Approximately 65% of service members seriously injured in Iraq and Afghanistan sustain injuries to their extremities. Many of these individuals experience muscle tissue loss and/or nerve injury, resulting in the loss of limb function or substantial reduction thereof. Injuries to the lower leg can be particularly devastating, due to the critical importance of the ankle in providing support for body position and in propelling the body forward economically during common functions, such as level-ground walking and the ascent and descent of stairs and slopes.

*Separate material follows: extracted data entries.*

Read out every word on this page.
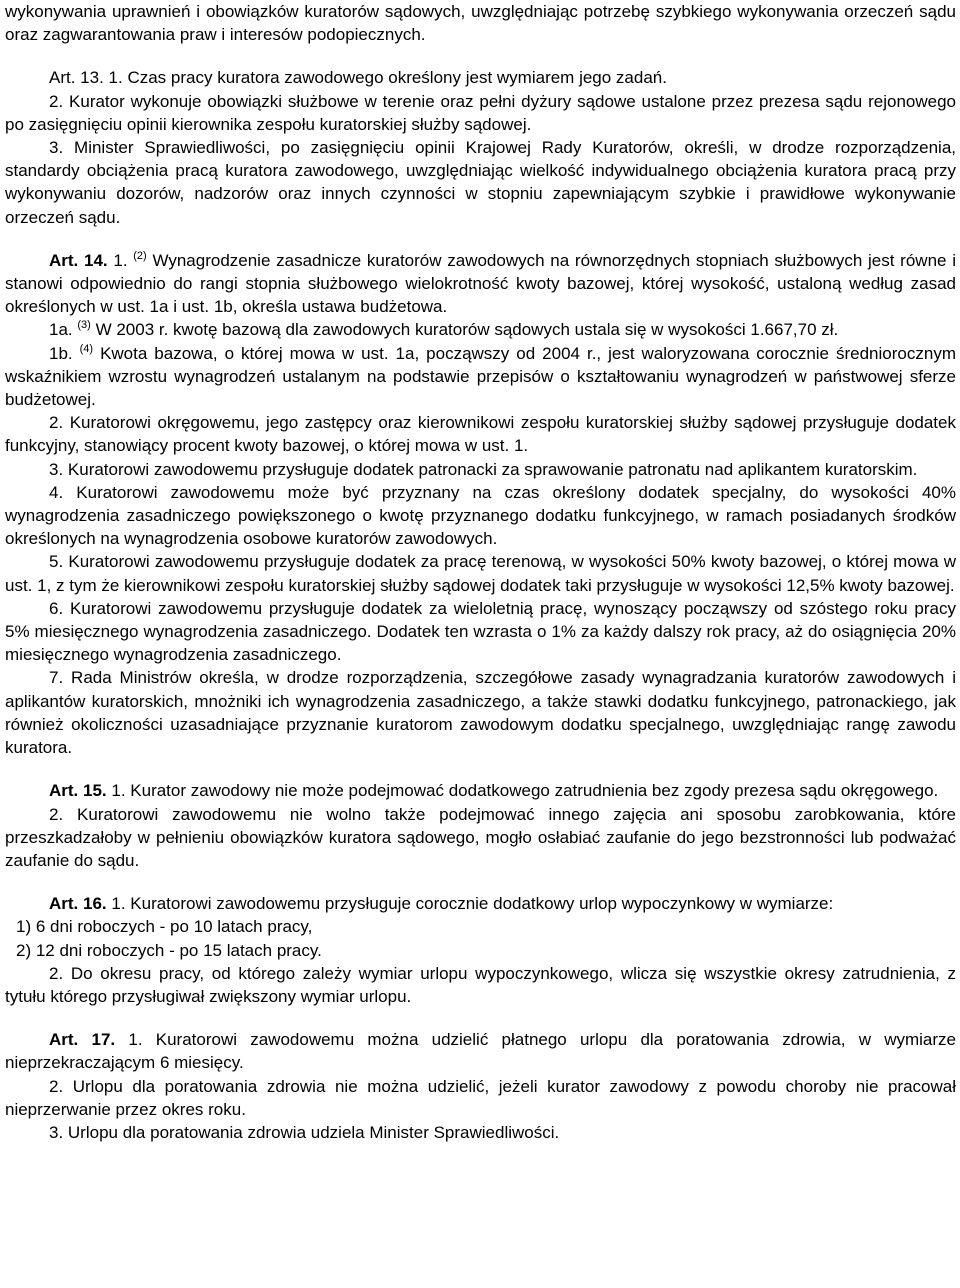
wykonywania uprawnień i obowiązków kuratorów sądowych, uwzględniając potrzebę szybkiego wykonywania orzeczeń sądu oraz zagwarantowania praw i interesów podopiecznych.

Art. 13. 1. Czas pracy kuratora zawodowego określony jest wymiarem jego zadań.

2. Kurator wykonuje obowiązki służbowe w terenie oraz pełni dyżury sądowe ustalone przez prezesa sądu rejonowego po zasięgnięciu opinii kierownika zespołu kuratorskiej służby sądowej.

3. Minister Sprawiedliwości, po zasięgnięciu opinii Krajowej Rady Kuratorów, określi, w drodze rozporządzenia, standardy obciążenia pracą kuratora zawodowego, uwzględniając wielkość indywidualnego obciążenia kuratora pracą przy wykonywaniu dozorów, nadzorów oraz innych czynności w stopniu zapewniającym szybkie i prawidłowe wykonywanie orzeczeń sądu.

Art. 14. 1. $^{(2)}$ Wynagrodzenie zasadnicze kuratorów zawodowych na równorzędnych stopniach służbowych jest równe i stanowi odpowiednio do rangi stopnia służbowego wielokrotność kwoty bazowej, której wysokość, ustaloną według zasad określonych w ust. 1a i ust. 1b, określa ustawa budżetowa.

1a. $^{(3)}$ W 2003 r. kwotę bazową dla zawodowych kuratorów sądowych ustala się w wysokości 1.667,70 zł.

1b. $^{(4)}$ Kwota bazowa, o której mowa w ust. 1a, począwszy od 2004 r., jest waloryzowana corocznie średniorocznym wskaźnikiem wzrostu wynagrodzeń ustalanym na podstawie przepisów o kształtowaniu wynagrodzeń w państwowej sferze budżetowej.

2. Kuratorowi okręgowemu, jego zastępcy oraz kierownikowi zespołu kuratorskiej służby sądowej przysługuje dodatek funkcyjny, stanowiący procent kwoty bazowej, o której mowa w ust. 1.

3. Kuratorowi zawodowemu przysługuje dodatek patronacki za sprawowanie patronatu nad aplikantem kuratorskim.

4. Kuratorowi zawodowemu może być przyznany na czas określony dodatek specjalny, do wysokości 40% wynagrodzenia zasadniczego powiększonego o kwotę przyznanego dodatku funkcyjnego, w ramach posiadanych środków określonych na wynagrodzenia osobowe kuratorów zawodowych.

5. Kuratorowi zawodowemu przysługuje dodatek za pracę terenową, w wysokości 50% kwoty bazowej, o której mowa w ust. 1, z tym że kierownikowi zespołu kuratorskiej służby sądowej dodatek taki przysługuje w wysokości 12,5% kwoty bazowej.

6. Kuratorowi zawodowemu przysługuje dodatek za wieloletnią pracę, wynoszący począwszy od szóstego roku pracy 5% miesięcznego wynagrodzenia zasadniczego. Dodatek ten wzrasta o 1% za każdy dalszy rok pracy, aż do osiągnięcia 20% miesięcznego wynagrodzenia zasadniczego.

7. Rada Ministrów określa, w drodze rozporządzenia, szczegółowe zasady wynagradzania kuratorów zawodowych i aplikantów kuratorskich, mnożniki ich wynagrodzenia zasadniczego, a także stawki dodatku funkcyjnego, patronackiego, jak również okoliczności uzasadniające przyznanie kuratorom zawodowym dodatku specjalnego, uwzględniając rangę zawodu kuratora.

Art. 15. 1. Kurator zawodowy nie może podejmować dodatkowego zatrudnienia bez zgody prezesa sądu okręgowego.

2. Kuratorowi zawodowemu nie wolno także podejmować innego zajęcia ani sposobu zarobkowania, które przeszkadzałoby w pełnieniu obowiązków kuratora sądowego, mogło osłabiać zaufanie do jego bezstronności lub podważać zaufanie do sądu.

Art. 16. 1. Kuratorowi zawodowemu przysługuje corocznie dodatkowy urlop wypoczynkowy w wymiarze:

1) 6 dni roboczych - po 10 latach pracy,

2) 12 dni roboczych - po 15 latach pracy.

2. Do okresu pracy, od którego zależy wymiar urlopu wypoczynkowego, wlicza się wszystkie okresy zatrudnienia, z tytułu którego przysługiwał zwiększony wymiar urlopu.

Art. 17. 1. Kuratorowi zawodowemu można udzielić płatnego urlopu dla poratowania zdrowia, w wymiarze nieprzekraczającym 6 miesięcy.

2. Urlopu dla poratowania zdrowia nie można udzielić, jeżeli kurator zawodowy z powodu choroby nie pracował nieprzerwanie przez okres roku.

3. Urlopu dla poratowania zdrowia udziela Minister Sprawiedliwości.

Increasingly, robotic technology is employed in the treatment of individuals suffering from physical disability, either for the advancement of therapy tools or as permanent assistive devices. An important class of robotic devices provides therapy to the arms of stroke patients. Additionally, lower-extremity robotic devices have been developed for the enhancement of locomotor function. Although decades of research has been conducted in the area of active permanent assistive devices for the treatment of lower-extremity pathology, many of these devices are not designed to produce a biomimetic response, generally described in terms of joint torque, joint angle, and other related parameters as observed in a human not having substantial muscle tissue injury and not using any device to assist in ambulation. Therefore, these robotic devices may cause discomfort to the wearer. The commercially available ankle-foot orthotic devices are generally passive, non-adaptive devices.
Some powered prosthetic and orthotic devices have been described in co-pending U.S. patent application Ser. No. 12/157,727 “Powered Ankle-Foot Prosthesis” filed on Jun. 12, 2008 (Publication No. US2011/0257764 A1); co-pending U.S. patent application Ser. No. 12/552,013 “Hybrid Terrain-Adaptive Lower-Extremity Systems” filed on Sep. 1, 2009 (Publication No. US2010/0179668 A1); co-pending U.S. patent application Ser. No. 13/079,564 “Controlling Power in a Prosthesis or Orthosis Based on Predicted Walking Speed or Surrogate for Same” filed on Apr. 4, 2011; co-pending U.S. patent application Ser. No. 13/079,571 “Controlling Torque in a Prosthesis or Orthosis Based on a Deflection of Series Elastic Element” filed on Apr. 4, 2011; and co-pending U.S. patent application Ser. No. 13/347,443 “Powered Joint Orthosis” filed on Jan. 10, 2012. These powered devices are adopted to provide at least a biomimetic response and can eliminate or mitigate slapping of the foot after heel strike (foot slap) and dragging of the toe during swing (toe drag). In general, a biomimetic response refers to a range of responses from humans and can vary according to the wearer of the powered device and the nature and environment of the wearer's activity. As such, even the powered devices described above need to be tailored or calibrated to the wearer so as to reliably provide a biomimetic response. Therefore, there is a need for systems and methods of controlling permanent assistive devices for the treatment of lower-extremity pathology to achieve optimal wearer comfort and satisfaction.